Saat kita tumbuh dewasa dan makin menua, seiring waktu garis takdir menjelma dalam hidup dengan cara yang tenang dan hampir tak terlihat.

Kita menjalani  rutinitas, bekerja, bercakap dengan rekan kerja, teman,  saudara dan kenalan kita menjalaninya tanpa banyak bertanya.
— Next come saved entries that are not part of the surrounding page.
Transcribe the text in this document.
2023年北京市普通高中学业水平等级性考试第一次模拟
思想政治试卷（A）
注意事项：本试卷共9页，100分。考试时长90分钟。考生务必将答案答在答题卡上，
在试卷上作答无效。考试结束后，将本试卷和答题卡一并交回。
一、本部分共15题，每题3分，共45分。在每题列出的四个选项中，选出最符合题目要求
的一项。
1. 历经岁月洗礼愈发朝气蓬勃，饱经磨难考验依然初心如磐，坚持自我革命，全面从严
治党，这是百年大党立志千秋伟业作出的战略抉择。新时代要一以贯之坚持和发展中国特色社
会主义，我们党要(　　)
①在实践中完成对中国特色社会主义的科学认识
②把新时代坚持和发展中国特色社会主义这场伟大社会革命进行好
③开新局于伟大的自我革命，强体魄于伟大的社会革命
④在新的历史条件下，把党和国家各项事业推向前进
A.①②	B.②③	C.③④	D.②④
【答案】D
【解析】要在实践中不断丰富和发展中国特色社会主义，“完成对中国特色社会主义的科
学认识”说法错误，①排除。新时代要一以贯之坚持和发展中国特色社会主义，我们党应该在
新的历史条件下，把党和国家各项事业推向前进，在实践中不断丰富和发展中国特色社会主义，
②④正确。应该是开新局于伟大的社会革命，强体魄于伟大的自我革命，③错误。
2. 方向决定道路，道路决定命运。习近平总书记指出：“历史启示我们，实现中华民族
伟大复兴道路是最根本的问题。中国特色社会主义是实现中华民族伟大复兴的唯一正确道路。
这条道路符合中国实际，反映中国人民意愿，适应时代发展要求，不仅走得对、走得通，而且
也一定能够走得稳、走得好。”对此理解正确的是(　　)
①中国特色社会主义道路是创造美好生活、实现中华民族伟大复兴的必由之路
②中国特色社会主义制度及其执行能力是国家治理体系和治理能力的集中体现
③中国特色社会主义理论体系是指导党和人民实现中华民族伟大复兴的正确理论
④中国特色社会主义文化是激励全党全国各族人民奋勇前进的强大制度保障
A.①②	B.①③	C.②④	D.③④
Namun tanpa disadari ada perubahan halus yang perlahan-lahan membentuk cerita baru bagi hidup kita.  Dan kemudian, saat  kita menoleh ke belakang, merenungkan perjalanan hidup sejauh ini, kita menyadari: tidak ada yang sama persis seperti sebelumnya.

Orang-orang yang pernah kita anggap  akan menjadi teman  selamanya kini telah  pergi, bukan karena marah, bukan  sengaja menjauh,  tetapi karena arus kehidupan yang mereka alami membuat kita harus berjarak atau berpisah. Beberapa pergi dengan tenang, seperti musim hujan yang perlahan pergi. Yang lain tetap tinggal, tetapi hubungan itu terasa memudar, diredam oleh waktu.

Namun, dalam kekosongan yang mereka tinggalkan, jiwa-jiwa yang tak terduga datang orang-orang baru yang tidak pernah kita bayangkan hadir dalam kehidupan kita, dan  menjadi begitu berarti bagi kita. 

Takdir memiliki cara dan bahasanya sendiri yang sering kali ditolak ego kita. Takdir meminta kita untuk melepaskan hal-hal yang kita  pikir amat kita butuhkan. Takdir  mengungkapkan bagian-bagian yang tidak pernah kita ketahui dalam diri kita yang sedang menunggu untuk diungkapkan.

Itulah mengapa menikmati momen, sepenuhnya,  mindful in every moment, menjaga kesadaran sepenuh hati di saat ini,  adalah penting. Menikmati pembicaraan yang panjang, tawa yang tak terduga, persahabatan yang hening, perubahan halus dalam hati  yang tidak dapat kita jelaskan, semua itu adalah bagian dari gerak perubahan yang tak disadari oleh hati yang tidak merasakan perubahan lembut yang sedang berlangsung pada momen saat ini. 

Hidup tidak hanya berubah karena peristiwa-peristiwa besar, tetapi juga lebih sering karena peristiwa-peristiwa  kecil yang tidak diperhatikan. Padahal, di dalam hal-hal kecil dan sederhana itu terdapat momen-momen sakral yang amat kita butuhkan.